Capital goods stocks edged lower. L&T (down 1.49%), Bharat Heavy Electricals (Bhel) (down 2.67%), BEML (down 1.34%), Bharat Electronics (down 1.29%), and Crompton Greaves (down 2.26%) declined. Siemens (up 0.2%) and Thermax (up 2.67%) rose.
Shares of power generation and power distribution companies edged lower. Torrent Power (down 3.86%), GVK Power & Infrastructure (down 0.36%), NHPC (down 0.41%), NTPC (down 1.59%), Adani Power (down 1.18%), Power Grid Corporation of India (down 1.04%), Reliance Infrastructure (down 2.27%) and Reliance Power (down 1.82%) declined.
Tata Power Company dropped 0.33% and Welspun Enterprises rose 1.06% after Tata Power Renewable Energy signed a share purchase agreement to acquire Welspun Renewable Energy Private Limited. Tata Power Renewable Energy (TPREL) is a wholly owned subsidiary of Tata Power Company. Welspun Enterprises holds 15.49% stake in Welspun Energy Private Limited. Welspun Renewable Energy Private Limited (WREPL) is a subsidiary of Welspun Energy Private Limited. Tata Power said that acquisition of WREPL will enable it to expand its renewable energy portfolio. WREPL is engaged in the business of power generation in renewable sector. It has about 1,140 megawatts (MW) of renewable power projects comprising of about 990 MW solar power projects and about 150 MW of wind power projects. Out of 1,140 MW renewable portfolio, nearly 1,000 MW of capacity is operational and balance capacity is under advanced stages of implementation. After the acquisition of WREPL, TPREL will have renewable assets portfolio of about 2,300 MW, making it the largest renewable power company in India. TPREL is Tata Power's primary investment vehicle for the clean and renewable energy based power generation capacity.
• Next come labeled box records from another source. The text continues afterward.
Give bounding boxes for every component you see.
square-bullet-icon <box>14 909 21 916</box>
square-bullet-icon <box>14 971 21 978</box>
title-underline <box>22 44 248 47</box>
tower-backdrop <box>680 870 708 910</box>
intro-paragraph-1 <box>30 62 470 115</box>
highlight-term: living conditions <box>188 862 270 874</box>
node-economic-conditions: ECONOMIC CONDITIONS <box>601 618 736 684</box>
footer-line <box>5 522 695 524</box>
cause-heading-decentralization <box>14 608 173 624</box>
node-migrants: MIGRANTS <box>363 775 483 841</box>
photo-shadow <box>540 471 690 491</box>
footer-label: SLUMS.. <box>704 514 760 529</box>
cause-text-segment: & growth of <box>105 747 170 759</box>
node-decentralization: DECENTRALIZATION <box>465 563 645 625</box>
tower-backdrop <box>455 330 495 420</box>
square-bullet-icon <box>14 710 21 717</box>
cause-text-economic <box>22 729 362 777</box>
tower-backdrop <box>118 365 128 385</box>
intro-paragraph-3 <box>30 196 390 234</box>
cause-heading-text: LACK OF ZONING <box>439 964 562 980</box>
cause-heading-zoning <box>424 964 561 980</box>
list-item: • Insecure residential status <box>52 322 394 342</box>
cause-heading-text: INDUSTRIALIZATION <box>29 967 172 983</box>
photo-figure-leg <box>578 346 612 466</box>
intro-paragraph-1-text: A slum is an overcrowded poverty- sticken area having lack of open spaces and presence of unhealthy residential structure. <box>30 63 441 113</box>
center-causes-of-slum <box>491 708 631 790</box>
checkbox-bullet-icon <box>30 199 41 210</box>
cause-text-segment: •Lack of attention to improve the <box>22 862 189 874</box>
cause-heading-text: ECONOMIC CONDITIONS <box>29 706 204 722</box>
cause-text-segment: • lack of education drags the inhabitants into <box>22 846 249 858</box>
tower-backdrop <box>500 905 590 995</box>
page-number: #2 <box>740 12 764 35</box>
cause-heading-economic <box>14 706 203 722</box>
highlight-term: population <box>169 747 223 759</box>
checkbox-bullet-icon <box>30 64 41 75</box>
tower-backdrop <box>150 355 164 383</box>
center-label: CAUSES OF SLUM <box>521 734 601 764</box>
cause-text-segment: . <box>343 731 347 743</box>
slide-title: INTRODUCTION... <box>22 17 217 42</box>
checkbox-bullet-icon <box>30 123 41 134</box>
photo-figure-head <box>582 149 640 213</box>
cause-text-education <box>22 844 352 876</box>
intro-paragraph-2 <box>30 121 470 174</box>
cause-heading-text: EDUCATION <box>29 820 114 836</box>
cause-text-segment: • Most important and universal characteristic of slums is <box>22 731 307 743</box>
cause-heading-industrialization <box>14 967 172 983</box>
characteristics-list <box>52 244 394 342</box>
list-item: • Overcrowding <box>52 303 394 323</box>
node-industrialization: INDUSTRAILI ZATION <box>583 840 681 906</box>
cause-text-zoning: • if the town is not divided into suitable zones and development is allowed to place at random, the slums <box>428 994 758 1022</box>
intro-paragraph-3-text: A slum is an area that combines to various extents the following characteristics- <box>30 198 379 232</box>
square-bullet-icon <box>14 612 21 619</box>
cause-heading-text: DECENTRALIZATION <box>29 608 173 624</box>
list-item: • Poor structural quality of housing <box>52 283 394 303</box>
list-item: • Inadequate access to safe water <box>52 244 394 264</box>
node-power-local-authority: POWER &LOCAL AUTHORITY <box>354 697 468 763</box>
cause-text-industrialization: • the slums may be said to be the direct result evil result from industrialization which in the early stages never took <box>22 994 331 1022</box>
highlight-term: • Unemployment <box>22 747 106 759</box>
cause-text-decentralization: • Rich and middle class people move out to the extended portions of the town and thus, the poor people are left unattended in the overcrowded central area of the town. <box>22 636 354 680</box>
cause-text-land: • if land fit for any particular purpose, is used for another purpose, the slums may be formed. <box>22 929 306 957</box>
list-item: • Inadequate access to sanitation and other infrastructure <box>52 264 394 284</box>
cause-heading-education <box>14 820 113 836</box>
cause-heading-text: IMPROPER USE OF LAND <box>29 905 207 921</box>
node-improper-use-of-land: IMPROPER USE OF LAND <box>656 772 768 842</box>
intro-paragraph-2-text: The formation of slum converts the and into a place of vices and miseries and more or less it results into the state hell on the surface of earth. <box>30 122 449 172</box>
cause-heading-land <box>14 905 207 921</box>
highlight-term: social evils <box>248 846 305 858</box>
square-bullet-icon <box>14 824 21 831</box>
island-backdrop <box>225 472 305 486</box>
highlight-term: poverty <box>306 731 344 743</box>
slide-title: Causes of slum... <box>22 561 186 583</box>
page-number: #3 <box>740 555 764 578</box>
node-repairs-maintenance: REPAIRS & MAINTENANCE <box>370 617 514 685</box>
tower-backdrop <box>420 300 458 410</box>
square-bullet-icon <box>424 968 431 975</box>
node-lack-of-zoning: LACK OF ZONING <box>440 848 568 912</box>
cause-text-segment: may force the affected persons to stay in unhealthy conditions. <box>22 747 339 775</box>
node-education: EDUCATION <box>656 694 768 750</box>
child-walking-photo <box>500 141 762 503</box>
The acquisition is being made at an enterprise value of Rs 9249 crore, subject to closing adjustments. WREPL reported consolidated revenue of Rs 768 crore for the year ended 31 March 2016 (FY 2016). The transaction is expected to be completed by end of September 2016
Key indices dropped for the third day in a row today, 13 June 2016. The Sensex has declined 623.89 points or 2.3% in three sessions from its close of 27,020.66 on 8 June 2016. The Sensex has declined 271.19 points or 1.01% in this month so far (till 13 June 2016). The Sensex has risen 279.23 points or 1.06% in calendar year 2016 so far (till 13 June 2016). From a 52-week low of 22,494.61 hit on 29 February 2016, the barometer index has risen 3,902.16 points or 17.34%. The Sensex is off 2,181.56 points or 7.63% from a 52-week high of 28,578.33 hit on 23 July 2015. The Sensex is off 3,627.97 points 12.08% from a record high of 30,024.74 hit on 4 March 2015.
On the macro front, data released after market hours on Friday, 10 June 2016 showed that India's industrial production (IIP) contracted by 0.8% in April 2016. Factory output measured in terms of the IIP had expanded by 3% in April 2015. The electricity generation surged at two-year high pace of 14.6%, while the mining output also moved up 1.4% in April 2016. However, the manufacturing sector production dipped 3.1% contributing to the decline in industrial output in April 2016. The IIP growth in March 2016 has been revised upwards to 0.3% in the first revision compared with 0.05% reported provisionally. Meanwhile, the growth in January 2016 has been revised downwards to -1.6% at the final revision from -1.5% at first revision and reported provisionally.
Meanwhile, the government is scheduled to unveil the consumer price index (CPI) data (rural, urban and combined) for the month of May 2016 at 17:30 IST today, 13 June 2016. The all-India General CPI inflation surged to 5.39% in April 2016 (new base 2012=100) from six months low of 4.8% recorded in March 2016.